Alfred Rosenberg, der Chefideologe der Nazis, etablierte seinen »Einsatzstab Reichsleiter Rosenberg« (ERR) in Paris. Der beraubte vor allem jüdische Familien und Kunsthändler und beschaffte so mehrere tausend Kunstwerke. Göring sammelte Kunst für sich, nämlich für das »größte Privatmuseum Europas«, wie er sagte. Mit diesen Kunstwerken stattete er seine Residenzen in Süddeutschland, Ostpreußen usw. aus. Seine Hauptresidenz war »Carinhall«, sechzig Kilometer nordöstlich von Berlin. Dort empfing er Staatsgäste und zeigte ihnen seine ständig größer werdende Kunstsammlung; dort feierte er Geburtstage und ließ sich reichlich beschenken.

Zwanzigmal besuchte er das Pariser Museum, in dem der ERR die Raubkunst deponierte. Göring suchte für sich und für Hitler aus und ließ alles in seinem Sonderzug nach Deutschland transportieren. Vor allem waren es altniederländische und altdeutsche Gemälde, die er und Hitler bevorzugten. Göring besaß außerdem eine Vorliebe für französische Kunst des 18. Jahrhunderts. Hitler ließ »seine« Kunstwerke nach Süddeutschland, nach Schloss Neuschwanstein und nach Österreich bringen, denn sein »Führermuseum« sollte in Linz gebaut werden. Als sich die Rote Armee näherte, ließ auch Göring seine Kunstsammlung nach Süddeutschland bringen.

Gegen Kriegsende lagerte also der allergrößte und wertvollste Teil der Raubkunst in Bayern und Österreich, nämlich in der amerikanischen Besatzungszone. Die Kunstsammlung von Robert Ley, dem Verantwortlichen für die »Arbeitsfront«, war in einer Höhle versteckt; Kronprinz Wilhelm von Preußen behielt »seine« Kunstwerke auf der Burg Hohenzollern. Nahe Berchtesgaden entdeckten die Amerikaner einen kleinen Teil von Görings Sammlung: »ungerahmte Leinwände, darunter sieben Gemälde von Rubens, van Dycks Familienporträt, fünf späte Rembrandts, Altarteile des Wilhelm von Köln … Fünf Jahre lang plünderten die Supergangster ganz Europa aus; als aber Vergeltung drohte, verlagerten sie große Teile ihrer Beute in Keller und Minen der deutschen und österreichischen Berge oder in jedes beliebige Loch«, schrieb der Journalist Osmar White.

Einige der enteigneten Besitzer, die überlebt hatten, oder die jeweiligen Nachkommen, erhielten ihr Eigentum bald zurück.
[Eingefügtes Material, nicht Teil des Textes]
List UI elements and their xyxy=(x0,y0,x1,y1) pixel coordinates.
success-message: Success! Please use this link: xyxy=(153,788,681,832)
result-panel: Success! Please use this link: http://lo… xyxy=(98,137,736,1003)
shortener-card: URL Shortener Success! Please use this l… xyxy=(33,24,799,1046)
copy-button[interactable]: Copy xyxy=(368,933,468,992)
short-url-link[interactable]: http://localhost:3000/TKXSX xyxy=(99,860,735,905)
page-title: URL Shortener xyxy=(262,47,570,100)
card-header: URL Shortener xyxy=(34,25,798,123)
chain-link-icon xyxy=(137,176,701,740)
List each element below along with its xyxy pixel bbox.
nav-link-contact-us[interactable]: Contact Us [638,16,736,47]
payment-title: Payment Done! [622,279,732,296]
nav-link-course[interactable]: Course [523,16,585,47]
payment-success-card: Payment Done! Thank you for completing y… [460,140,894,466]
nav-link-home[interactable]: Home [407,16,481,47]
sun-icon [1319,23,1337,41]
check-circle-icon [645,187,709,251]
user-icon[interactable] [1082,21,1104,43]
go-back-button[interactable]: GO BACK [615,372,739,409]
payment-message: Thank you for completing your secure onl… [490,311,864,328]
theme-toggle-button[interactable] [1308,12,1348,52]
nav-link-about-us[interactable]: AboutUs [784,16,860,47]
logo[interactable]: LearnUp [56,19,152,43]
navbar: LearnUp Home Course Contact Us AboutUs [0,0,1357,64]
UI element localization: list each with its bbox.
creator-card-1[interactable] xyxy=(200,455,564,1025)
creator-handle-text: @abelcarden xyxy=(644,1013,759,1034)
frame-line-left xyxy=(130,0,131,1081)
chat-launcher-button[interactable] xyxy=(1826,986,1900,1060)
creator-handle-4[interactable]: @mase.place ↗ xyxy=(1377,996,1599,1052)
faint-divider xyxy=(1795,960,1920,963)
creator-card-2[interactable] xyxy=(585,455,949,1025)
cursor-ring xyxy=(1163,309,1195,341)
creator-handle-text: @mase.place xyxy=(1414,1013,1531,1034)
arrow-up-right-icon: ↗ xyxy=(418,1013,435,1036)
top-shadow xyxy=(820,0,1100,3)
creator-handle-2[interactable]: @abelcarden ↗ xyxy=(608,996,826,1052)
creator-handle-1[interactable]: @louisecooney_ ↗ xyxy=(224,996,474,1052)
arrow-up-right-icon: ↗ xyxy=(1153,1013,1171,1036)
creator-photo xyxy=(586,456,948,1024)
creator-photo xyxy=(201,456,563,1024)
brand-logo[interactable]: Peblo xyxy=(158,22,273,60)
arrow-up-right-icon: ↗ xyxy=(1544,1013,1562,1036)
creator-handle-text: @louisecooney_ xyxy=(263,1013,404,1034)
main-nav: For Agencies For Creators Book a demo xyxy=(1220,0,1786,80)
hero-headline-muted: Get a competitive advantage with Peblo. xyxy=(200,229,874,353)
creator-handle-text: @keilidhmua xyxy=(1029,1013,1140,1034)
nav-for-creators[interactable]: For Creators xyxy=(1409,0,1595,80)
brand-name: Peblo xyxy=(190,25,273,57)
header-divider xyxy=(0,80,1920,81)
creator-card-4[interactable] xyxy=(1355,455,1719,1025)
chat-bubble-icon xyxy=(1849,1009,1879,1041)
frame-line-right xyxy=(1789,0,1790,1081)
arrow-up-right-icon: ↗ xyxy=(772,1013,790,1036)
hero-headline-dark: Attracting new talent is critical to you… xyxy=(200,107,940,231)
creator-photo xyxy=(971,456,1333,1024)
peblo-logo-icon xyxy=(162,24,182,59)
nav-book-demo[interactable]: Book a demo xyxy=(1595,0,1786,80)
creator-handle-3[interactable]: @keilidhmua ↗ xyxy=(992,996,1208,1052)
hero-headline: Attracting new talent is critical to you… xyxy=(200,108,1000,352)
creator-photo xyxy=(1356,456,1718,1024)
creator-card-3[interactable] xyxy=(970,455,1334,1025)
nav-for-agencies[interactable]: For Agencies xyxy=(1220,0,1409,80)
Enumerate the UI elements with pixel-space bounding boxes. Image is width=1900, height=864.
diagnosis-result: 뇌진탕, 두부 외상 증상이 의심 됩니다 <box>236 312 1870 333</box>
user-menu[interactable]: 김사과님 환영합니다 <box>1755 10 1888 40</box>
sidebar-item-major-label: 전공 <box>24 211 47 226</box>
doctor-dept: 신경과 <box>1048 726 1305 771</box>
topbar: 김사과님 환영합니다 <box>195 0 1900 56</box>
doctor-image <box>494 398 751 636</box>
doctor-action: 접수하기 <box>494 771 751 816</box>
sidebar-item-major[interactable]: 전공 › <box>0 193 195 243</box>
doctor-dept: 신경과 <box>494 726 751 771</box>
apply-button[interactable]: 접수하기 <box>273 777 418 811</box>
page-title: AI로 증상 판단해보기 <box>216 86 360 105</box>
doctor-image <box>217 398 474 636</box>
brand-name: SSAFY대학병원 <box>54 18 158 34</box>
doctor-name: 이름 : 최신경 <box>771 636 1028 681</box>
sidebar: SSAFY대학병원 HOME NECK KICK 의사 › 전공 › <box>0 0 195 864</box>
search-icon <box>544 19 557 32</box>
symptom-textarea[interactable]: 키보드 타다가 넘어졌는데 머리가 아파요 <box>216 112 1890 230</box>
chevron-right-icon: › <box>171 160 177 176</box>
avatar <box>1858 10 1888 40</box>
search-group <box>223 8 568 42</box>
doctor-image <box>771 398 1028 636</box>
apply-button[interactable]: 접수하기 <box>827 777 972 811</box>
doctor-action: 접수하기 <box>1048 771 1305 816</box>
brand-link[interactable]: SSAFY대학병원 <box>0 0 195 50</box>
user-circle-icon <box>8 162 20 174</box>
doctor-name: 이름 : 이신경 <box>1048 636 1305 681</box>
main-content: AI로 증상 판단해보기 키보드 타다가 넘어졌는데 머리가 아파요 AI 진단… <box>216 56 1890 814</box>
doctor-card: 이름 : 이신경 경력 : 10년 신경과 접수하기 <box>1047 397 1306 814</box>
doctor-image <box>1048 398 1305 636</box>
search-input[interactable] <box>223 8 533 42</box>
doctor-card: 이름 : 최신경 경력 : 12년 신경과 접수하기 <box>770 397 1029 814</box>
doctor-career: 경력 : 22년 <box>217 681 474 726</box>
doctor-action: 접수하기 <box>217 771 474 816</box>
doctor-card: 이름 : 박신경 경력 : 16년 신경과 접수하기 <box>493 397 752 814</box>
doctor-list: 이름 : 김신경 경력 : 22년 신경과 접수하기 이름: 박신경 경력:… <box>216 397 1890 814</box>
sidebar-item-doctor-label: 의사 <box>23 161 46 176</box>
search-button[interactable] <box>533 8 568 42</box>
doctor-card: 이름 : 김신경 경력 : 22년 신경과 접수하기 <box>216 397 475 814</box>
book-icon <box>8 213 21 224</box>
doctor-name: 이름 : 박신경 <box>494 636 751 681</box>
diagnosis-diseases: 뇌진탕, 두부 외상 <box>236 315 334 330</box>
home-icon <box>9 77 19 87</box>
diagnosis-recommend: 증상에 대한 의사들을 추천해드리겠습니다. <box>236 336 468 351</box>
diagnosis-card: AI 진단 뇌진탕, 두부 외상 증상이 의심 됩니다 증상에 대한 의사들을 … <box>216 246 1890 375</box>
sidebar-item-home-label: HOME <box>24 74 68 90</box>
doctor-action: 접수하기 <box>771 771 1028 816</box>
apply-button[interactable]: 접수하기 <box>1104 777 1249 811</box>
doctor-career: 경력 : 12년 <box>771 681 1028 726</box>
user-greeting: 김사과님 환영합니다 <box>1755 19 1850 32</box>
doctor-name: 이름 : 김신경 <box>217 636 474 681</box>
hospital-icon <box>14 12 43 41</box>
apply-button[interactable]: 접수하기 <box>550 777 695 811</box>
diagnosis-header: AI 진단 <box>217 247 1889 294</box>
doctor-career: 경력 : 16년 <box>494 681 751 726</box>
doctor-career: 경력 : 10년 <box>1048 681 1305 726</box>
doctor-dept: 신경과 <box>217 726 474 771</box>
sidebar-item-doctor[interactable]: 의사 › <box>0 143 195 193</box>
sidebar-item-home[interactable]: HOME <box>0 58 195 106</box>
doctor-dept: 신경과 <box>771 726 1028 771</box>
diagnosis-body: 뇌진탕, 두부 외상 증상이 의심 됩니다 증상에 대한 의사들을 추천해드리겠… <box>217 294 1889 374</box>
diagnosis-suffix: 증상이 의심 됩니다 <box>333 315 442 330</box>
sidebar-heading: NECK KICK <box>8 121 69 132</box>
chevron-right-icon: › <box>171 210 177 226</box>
Manche kämpfen bis heute um ihr Erbe. Die nicht zurückgegebenen Kunstwerke befinden sich in Museen, Repräsentationsräumen von öffentlichen Gebäuden, von Banken, in privaten Wohnzimmern usw. Die Bundesrepublik richtete 2003 eine Kommission ein, die juristische Richtlinien für die Rückgabe festlegte. Claudia Roth, die zuständige Kulturstaatsministerin, will die Richtlinien jetzt verschärfen, so dass es für Nachkommen von Besitzern noch schwerer würde, ihre Ansprüche geltend zu machen.